The effects of let-7a on cell cycle regulation were evaluated by flow cytometric analysis (30). The results indicated that the distribution of the cell cycle in A549 and H1299 cells was notably affected by let-7a overexpression compared with the scrambled group. The cell cycle profile indicated that 77.02% of A549 cells and 79.01% of H1299 cells were arrested at the G₀/G₁ phase at 48 h after let-7a treatment, compared with 68.09% of NC-transduced A549 cells and 68.95% of NC-transduced H1299 cells. However, the let-7a inhibitor-transduced cells exhibited a smaller percentage of arrest at the G₀/G₁ phase and increased cells inhibited in the G₂/M phase compared with let-7a treatment (Fig. 6A and B). These experiments demonstrated that let-7a exerts an inhibitory effect on cell cycle progression. To investigate the potential molecular mechanism of let-7a in cell cycle arrest, the expression of cell cycle molecules, namely cyclin D1, Rb and p-Rb, was detected. Let-7a treatment significantly decreased the expression of cyclin D1 and p-Rb, but increased the Rb protein expression compared with the controls. The opposite trends were observed in let-7a inhibitor-transduced cells (Fig. 6C and D). Therefore, let-7a induces G0/G1 arrest in A549 and H1299 cells, which may be mediated by downregulation of cyclin D1 and upregulation of Rb.

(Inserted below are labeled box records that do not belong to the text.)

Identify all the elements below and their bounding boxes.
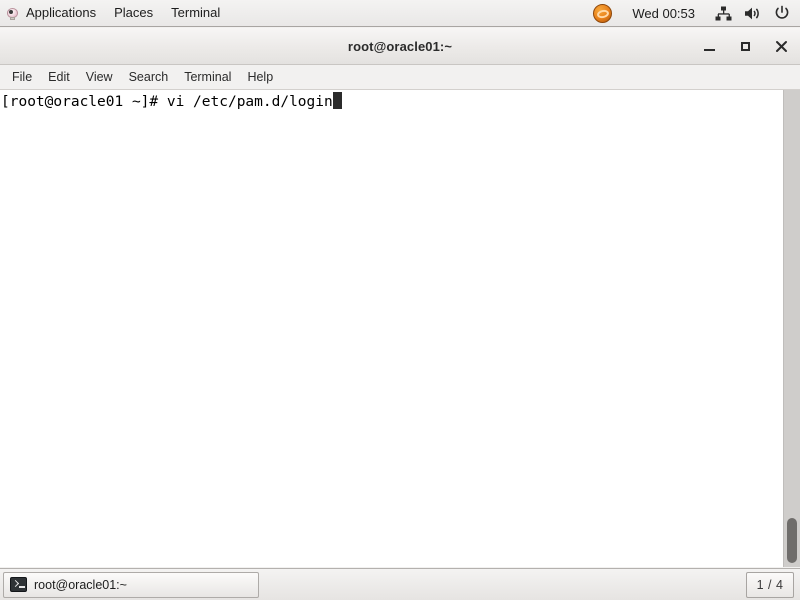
menubar-item-terminal-label: Terminal	[184, 69, 232, 84]
power-button[interactable]	[768, 1, 796, 26]
menubar-item-terminal[interactable]: Terminal	[176, 66, 239, 89]
menubar-item-view-label: View	[85, 69, 113, 84]
menubar-item-search[interactable]: Search	[121, 66, 177, 89]
terminal-line-text: [root@oracle01 ~]# vi /etc/pam.d/login	[1, 94, 333, 110]
window-minimize-button[interactable]	[696, 33, 722, 59]
menubar-item-help-label: Help	[247, 69, 274, 84]
minimize-icon	[703, 48, 715, 51]
terminal-line: [root@oracle01 ~]# vi /etc/pam.d/login	[1, 92, 783, 112]
task-button-terminal[interactable]: root@oracle01:~	[3, 571, 259, 598]
window-close-button[interactable]	[768, 33, 794, 59]
terminal-icon	[10, 577, 27, 592]
clock-label: Wed 00:53	[632, 5, 695, 21]
menu-applications-label: Applications	[26, 4, 97, 20]
window-controls	[696, 28, 794, 64]
task-button-label: root@oracle01:~	[34, 577, 127, 592]
menu-places-label: Places	[114, 4, 154, 20]
network-wired-icon	[715, 6, 732, 20]
menubar-item-help[interactable]: Help	[239, 66, 281, 89]
power-button-icon	[775, 5, 789, 19]
workspace-switcher[interactable]: 1 / 4	[746, 571, 794, 598]
menubar: File Edit View Search Terminal Help	[0, 65, 800, 90]
menubar-item-file[interactable]: File	[4, 66, 40, 89]
menubar-item-edit-label: Edit	[48, 69, 70, 84]
window-titlebar[interactable]: root@oracle01:~	[0, 28, 800, 65]
maximize-icon	[740, 41, 750, 51]
volume-button[interactable]	[738, 1, 768, 26]
terminal-scrollbar-thumb[interactable]	[787, 518, 797, 563]
terminal-scrollbar[interactable]	[783, 90, 800, 567]
applications-logo-icon	[5, 5, 21, 21]
close-icon	[775, 40, 787, 52]
menu-places[interactable]: Places	[105, 2, 162, 25]
window-maximize-button[interactable]	[732, 33, 758, 59]
oracle-linux-badge-button[interactable]	[587, 1, 618, 26]
menubar-item-edit[interactable]: Edit	[40, 66, 78, 89]
terminal-screen[interactable]: [root@oracle01 ~]# vi /etc/pam.d/login	[0, 90, 783, 567]
network-button[interactable]	[709, 1, 738, 26]
terminal-window: root@oracle01:~ File Edit View Search Te…	[0, 28, 800, 568]
menu-terminal-label: Terminal	[171, 4, 221, 20]
clock-button[interactable]: Wed 00:53	[618, 1, 709, 26]
volume-speaker-icon	[745, 7, 759, 19]
oracle-linux-badge-icon	[593, 3, 613, 23]
menubar-item-search-label: Search	[128, 69, 169, 84]
system-tray: Wed 00:53	[587, 1, 800, 26]
menu-terminal[interactable]: Terminal	[162, 2, 229, 25]
menubar-item-file-label: File	[12, 69, 33, 84]
desktop-screen: Applications Places Terminal Wed 00:53 r…	[0, 0, 800, 600]
terminal-cursor	[332, 92, 342, 109]
menubar-item-view[interactable]: View	[78, 66, 121, 89]
window-list: root@oracle01:~	[0, 571, 259, 598]
workspace-indicator-label: 1 / 4	[756, 577, 784, 592]
bottom-panel: root@oracle01:~ 1 / 4	[0, 568, 800, 600]
window-title: root@oracle01:~	[347, 38, 453, 54]
top-panel: Applications Places Terminal Wed 00:53	[0, 0, 800, 27]
menu-applications[interactable]: Applications	[0, 2, 105, 25]
terminal-area: [root@oracle01 ~]# vi /etc/pam.d/login	[0, 90, 800, 567]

Cyclin D1-associated factors may affect the migration and invasion potential of breast cancer cells (31). In the present study, Transwell experiments were performed to detect whether let-7a inhibits lung cancer cell migration and invasion by influencing cyclin D1-associated factors. The number of migrated cells in let-7a-treated A549 and H1299 cells was significantly reduced compared with the controls (P<0.0001; Fig. 7A and B), while the let-7a inhibitor increased the number of migrated cells. There was no significant increase in the rate of migration in A549 and H1299 cells co-transfected with let-7a-inhibitor and si-cyclin D1 (P<0.001; Fig. 7E and F). Furthermore, an invasion assay demonstrated that invasive ability was significantly decreased in let-7a-transfected A549 and H1299 cells compared with the control groups (P<0.0001; Fig. 7C and D), and the effects of let-7a on invasion could be reversed by knockdown of cyclin D1 using siRNA (P<0.001; Fig. 7G and H). These results indicated that let-7a inhibits cell migration and invasion by targeting cyclin D1.